Um das bestmöglich zu erreichen, definiert die EU-Kommission im Ausschreibungstext vier zentrale Ziele, welche die Studie erfüllen muss:

  1. Allgemeine Quellenübersicht: Erstens soll eine Übersicht erstellen werden, welche die Informationsquellen zum Vermögenseigentum der jeweiligen Mitgliedsstaaten beinhaltet. Dabei sollen zum einen die nationalen Unterschiede zwischen den gesammelten Informationen und deren Formate, sowie die momentan nicht ermittelbaren Vermögensinformationen im Rahmen einer Lückenanalyse herausgearbeitet werden.
  2. Operative und IT-Herausforderungen: Zweitens ist im Rahmen der Studie zu bewerten, ob und wie die Datensammlung in einzelnen Datenbanken und deren Verknüpfung möglich wäre. Dazu sollen die operativen und IT-Herausforderungen ermittelt werden.
  3. Politische und rechtliche Umsetzbarkeit: Drittens soll analysiert werden, ob ein Europäisches Vermögensregister rechtlich durchführbar wäre. Desweiteren soll auch die Notwendigkeit eines EU-Registers und die gegebenfalls notwendige Einführung neuer, nationaler Register geprüft werden.
  4. Technische Umsetzung: Das vierte Ziel ist die Entwicklung von technischen Optionen, welche die Ausgestaltung des EU-Registers skizziert. Dabei sollen insbesondere effiziente Suchfunktionen für die jeweiligen Nutzer herausgearbeitet werden.

Auf dem Weg zum gläsernen Bürger?

Fraglich ist aber, ob das EU-Vermögensregister seinen Zweck wirklich erfüllen wird. Zwar wird es Kriminellen mit diesem Register erschwert, ihr Geld innerhalb der EU zu waschen, aber nicht außerhalb der EU. Weiterhin ist die Einführung einer 10.000 Euro Obergrenze für Bargeldtransaktionen in Planung. Für den einzelnen Bürger wird es immer schwerer, ohne staatliche Aufsicht Vermögenswerte zu kaufen oder zu veräußern.

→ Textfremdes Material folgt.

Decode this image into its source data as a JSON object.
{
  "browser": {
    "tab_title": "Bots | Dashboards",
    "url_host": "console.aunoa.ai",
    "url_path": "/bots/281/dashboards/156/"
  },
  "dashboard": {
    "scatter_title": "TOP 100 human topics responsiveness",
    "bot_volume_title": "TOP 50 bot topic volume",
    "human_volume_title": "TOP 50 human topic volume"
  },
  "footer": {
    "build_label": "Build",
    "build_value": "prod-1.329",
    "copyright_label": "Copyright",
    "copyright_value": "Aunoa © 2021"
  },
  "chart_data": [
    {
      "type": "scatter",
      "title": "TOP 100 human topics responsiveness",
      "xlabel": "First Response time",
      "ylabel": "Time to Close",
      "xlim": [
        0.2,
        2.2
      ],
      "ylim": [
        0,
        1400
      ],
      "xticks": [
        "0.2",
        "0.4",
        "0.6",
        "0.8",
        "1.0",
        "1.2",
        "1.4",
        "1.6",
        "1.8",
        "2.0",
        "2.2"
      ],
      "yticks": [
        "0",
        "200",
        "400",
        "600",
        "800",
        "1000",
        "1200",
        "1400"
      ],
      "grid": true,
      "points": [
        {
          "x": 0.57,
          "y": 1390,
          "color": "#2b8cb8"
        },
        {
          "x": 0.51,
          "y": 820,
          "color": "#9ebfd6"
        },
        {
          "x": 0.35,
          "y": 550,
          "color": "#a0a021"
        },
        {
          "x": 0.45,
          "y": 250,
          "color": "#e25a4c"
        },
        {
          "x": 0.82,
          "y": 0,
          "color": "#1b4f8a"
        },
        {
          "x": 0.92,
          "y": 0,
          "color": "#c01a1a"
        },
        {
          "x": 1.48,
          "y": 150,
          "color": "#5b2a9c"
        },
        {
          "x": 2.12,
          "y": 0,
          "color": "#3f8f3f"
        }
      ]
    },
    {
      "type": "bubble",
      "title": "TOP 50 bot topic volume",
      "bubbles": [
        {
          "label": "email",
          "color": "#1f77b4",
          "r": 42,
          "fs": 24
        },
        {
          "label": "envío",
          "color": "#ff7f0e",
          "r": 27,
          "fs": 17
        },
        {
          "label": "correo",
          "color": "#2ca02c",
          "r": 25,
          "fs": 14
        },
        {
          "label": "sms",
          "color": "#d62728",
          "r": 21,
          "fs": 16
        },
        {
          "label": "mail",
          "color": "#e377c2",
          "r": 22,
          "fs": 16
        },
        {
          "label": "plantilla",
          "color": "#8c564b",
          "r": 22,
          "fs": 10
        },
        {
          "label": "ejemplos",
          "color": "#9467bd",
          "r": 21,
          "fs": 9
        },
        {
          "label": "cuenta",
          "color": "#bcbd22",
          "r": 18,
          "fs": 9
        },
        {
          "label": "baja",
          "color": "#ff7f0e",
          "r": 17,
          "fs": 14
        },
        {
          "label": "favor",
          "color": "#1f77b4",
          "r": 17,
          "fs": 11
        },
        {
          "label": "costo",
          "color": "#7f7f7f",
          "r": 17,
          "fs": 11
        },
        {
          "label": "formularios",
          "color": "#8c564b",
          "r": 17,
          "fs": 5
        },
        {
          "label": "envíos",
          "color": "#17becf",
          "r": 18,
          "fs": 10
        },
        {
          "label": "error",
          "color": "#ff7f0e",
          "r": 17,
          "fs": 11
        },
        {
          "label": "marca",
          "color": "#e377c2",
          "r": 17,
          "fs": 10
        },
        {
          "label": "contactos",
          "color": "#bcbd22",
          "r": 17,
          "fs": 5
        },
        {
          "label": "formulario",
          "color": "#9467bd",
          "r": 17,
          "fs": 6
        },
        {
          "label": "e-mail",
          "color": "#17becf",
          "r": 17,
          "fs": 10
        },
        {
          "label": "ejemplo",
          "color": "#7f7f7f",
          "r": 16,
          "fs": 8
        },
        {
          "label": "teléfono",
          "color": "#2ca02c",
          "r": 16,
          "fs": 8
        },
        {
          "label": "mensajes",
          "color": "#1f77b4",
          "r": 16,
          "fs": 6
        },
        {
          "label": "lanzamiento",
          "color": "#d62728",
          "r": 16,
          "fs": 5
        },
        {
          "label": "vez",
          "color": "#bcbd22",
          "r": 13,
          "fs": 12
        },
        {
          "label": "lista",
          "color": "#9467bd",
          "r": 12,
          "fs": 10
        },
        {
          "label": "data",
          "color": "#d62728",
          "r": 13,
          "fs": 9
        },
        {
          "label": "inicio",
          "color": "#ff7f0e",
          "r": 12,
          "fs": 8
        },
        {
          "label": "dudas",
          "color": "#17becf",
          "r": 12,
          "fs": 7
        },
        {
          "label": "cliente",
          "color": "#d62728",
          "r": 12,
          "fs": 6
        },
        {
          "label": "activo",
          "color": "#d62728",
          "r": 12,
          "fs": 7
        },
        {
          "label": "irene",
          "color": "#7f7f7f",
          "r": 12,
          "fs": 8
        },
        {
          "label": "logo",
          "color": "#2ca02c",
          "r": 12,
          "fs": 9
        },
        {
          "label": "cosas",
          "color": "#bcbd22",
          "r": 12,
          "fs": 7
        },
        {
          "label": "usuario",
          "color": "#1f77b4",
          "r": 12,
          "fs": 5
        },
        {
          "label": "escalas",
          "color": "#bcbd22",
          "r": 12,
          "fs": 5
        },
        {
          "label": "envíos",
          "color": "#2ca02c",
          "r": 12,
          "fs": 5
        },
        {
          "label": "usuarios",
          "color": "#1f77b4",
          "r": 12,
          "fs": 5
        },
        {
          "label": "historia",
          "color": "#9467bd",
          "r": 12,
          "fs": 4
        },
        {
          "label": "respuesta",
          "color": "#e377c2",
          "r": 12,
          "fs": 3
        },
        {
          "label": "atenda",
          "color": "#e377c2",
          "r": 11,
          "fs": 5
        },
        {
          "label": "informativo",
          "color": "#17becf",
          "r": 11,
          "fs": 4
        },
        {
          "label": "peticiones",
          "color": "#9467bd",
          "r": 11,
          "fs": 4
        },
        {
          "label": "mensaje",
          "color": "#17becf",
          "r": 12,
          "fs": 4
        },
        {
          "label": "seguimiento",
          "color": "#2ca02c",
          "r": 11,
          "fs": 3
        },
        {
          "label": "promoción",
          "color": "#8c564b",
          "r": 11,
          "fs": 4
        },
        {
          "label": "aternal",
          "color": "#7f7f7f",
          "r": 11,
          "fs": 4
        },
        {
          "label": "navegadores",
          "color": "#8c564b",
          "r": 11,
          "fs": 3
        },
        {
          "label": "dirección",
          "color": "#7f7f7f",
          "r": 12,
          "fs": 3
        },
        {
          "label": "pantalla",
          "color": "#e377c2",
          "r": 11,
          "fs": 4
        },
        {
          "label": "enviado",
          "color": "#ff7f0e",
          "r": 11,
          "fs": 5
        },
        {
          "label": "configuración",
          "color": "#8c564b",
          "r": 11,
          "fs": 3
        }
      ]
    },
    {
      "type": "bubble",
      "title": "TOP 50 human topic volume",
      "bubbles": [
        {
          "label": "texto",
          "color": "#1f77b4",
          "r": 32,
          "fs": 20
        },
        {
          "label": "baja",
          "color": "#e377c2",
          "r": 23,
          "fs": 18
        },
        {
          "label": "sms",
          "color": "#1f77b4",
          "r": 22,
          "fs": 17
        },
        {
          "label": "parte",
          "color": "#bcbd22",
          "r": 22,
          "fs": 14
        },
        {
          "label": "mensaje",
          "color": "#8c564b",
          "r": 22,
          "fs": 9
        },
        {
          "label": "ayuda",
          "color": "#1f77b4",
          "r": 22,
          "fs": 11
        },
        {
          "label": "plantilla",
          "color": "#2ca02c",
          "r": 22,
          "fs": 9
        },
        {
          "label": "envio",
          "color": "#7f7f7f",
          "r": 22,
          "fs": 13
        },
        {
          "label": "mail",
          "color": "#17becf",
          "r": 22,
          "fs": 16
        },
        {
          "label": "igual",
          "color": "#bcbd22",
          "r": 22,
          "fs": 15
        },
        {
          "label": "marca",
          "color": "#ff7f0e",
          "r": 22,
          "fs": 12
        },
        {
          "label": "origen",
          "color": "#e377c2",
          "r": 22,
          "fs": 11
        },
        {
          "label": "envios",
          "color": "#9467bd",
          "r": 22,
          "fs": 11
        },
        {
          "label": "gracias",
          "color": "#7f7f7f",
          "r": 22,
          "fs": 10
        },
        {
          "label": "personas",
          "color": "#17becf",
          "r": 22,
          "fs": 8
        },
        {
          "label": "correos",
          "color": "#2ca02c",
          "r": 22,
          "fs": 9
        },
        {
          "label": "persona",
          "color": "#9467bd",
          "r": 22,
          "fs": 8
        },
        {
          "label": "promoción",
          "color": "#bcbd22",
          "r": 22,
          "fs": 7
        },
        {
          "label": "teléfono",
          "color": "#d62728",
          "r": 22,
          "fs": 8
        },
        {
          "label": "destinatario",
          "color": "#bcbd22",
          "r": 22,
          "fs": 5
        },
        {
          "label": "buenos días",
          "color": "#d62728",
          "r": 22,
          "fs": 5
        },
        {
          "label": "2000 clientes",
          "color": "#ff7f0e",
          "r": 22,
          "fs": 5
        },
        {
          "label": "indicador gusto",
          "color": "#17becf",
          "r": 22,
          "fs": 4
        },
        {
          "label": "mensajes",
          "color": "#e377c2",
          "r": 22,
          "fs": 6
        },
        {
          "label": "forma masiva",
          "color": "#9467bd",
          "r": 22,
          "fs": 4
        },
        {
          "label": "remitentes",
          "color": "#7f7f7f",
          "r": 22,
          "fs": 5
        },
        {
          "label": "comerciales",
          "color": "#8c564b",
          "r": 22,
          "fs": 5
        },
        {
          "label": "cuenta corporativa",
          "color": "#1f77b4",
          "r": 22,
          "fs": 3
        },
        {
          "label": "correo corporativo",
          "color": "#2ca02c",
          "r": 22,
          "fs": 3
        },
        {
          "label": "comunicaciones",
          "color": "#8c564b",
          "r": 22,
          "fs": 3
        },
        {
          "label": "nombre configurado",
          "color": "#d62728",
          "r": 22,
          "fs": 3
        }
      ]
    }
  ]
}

Die Konsequenzen, sollte das Register wirklich kommen, liegen auf der Hand. So könnten es politisch unliebsame Bürger – darunter müssen nicht nur Kriminelle fallen – zukünftig deutlich schwerer haben, ihren Tätigkeiten nachzugehen. Das könnten beispielsweise Investigativjournalisten oder Whistleblower sein, denen dadurch zielgerichtetere Repressalien drohen.

Daneben träfe ein solches Register natürlich auch den normalen Bürger, der letztlich bis zum letzten Cent durchleuchtet wird. Dabei hätte der Staatenbund genügend andere, weniger flächendeckende Optionen, um etwa Steuerhinterziehung zu bekämpfen – wie etwa Steueroasen innerhalb der EU trockenzulegen.

Stattdessen will die Kommission offenbar lieber auf allumfassende Transparenz setzen. Das Spannungsverhältnis zwischen Freiheit und Sicherheit würde sich so noch ein Stück zugunsten der Sicherheit – und des gläsernen Bürgers – verschieben. Allerdings muss ebenso beachtet werden: Noch steht das Projekt ganz am Anfang – und die bloße Machbarkeit eines solchen Registers muss nicht heißen, dass es letztlich auch umgesetzt wird.

Derartige, nur auf den ersten Blick beunruhigende Studienaufträge sind auch nicht unbedingt ungewöhnlich. So beauftragte beispielsweise der Bundestag im vergangenen Jahr eine Studie zur „Welt ohne Bargeld“. Allein der Titel verursachte damals viel Aufregung. Später stellte sich heraus, dass die Studie eine befürchteten Bargeldabschaffung gar nicht befürwortete und ohnehin keinen bindenden Charakter für die politischen Entscheider hatte.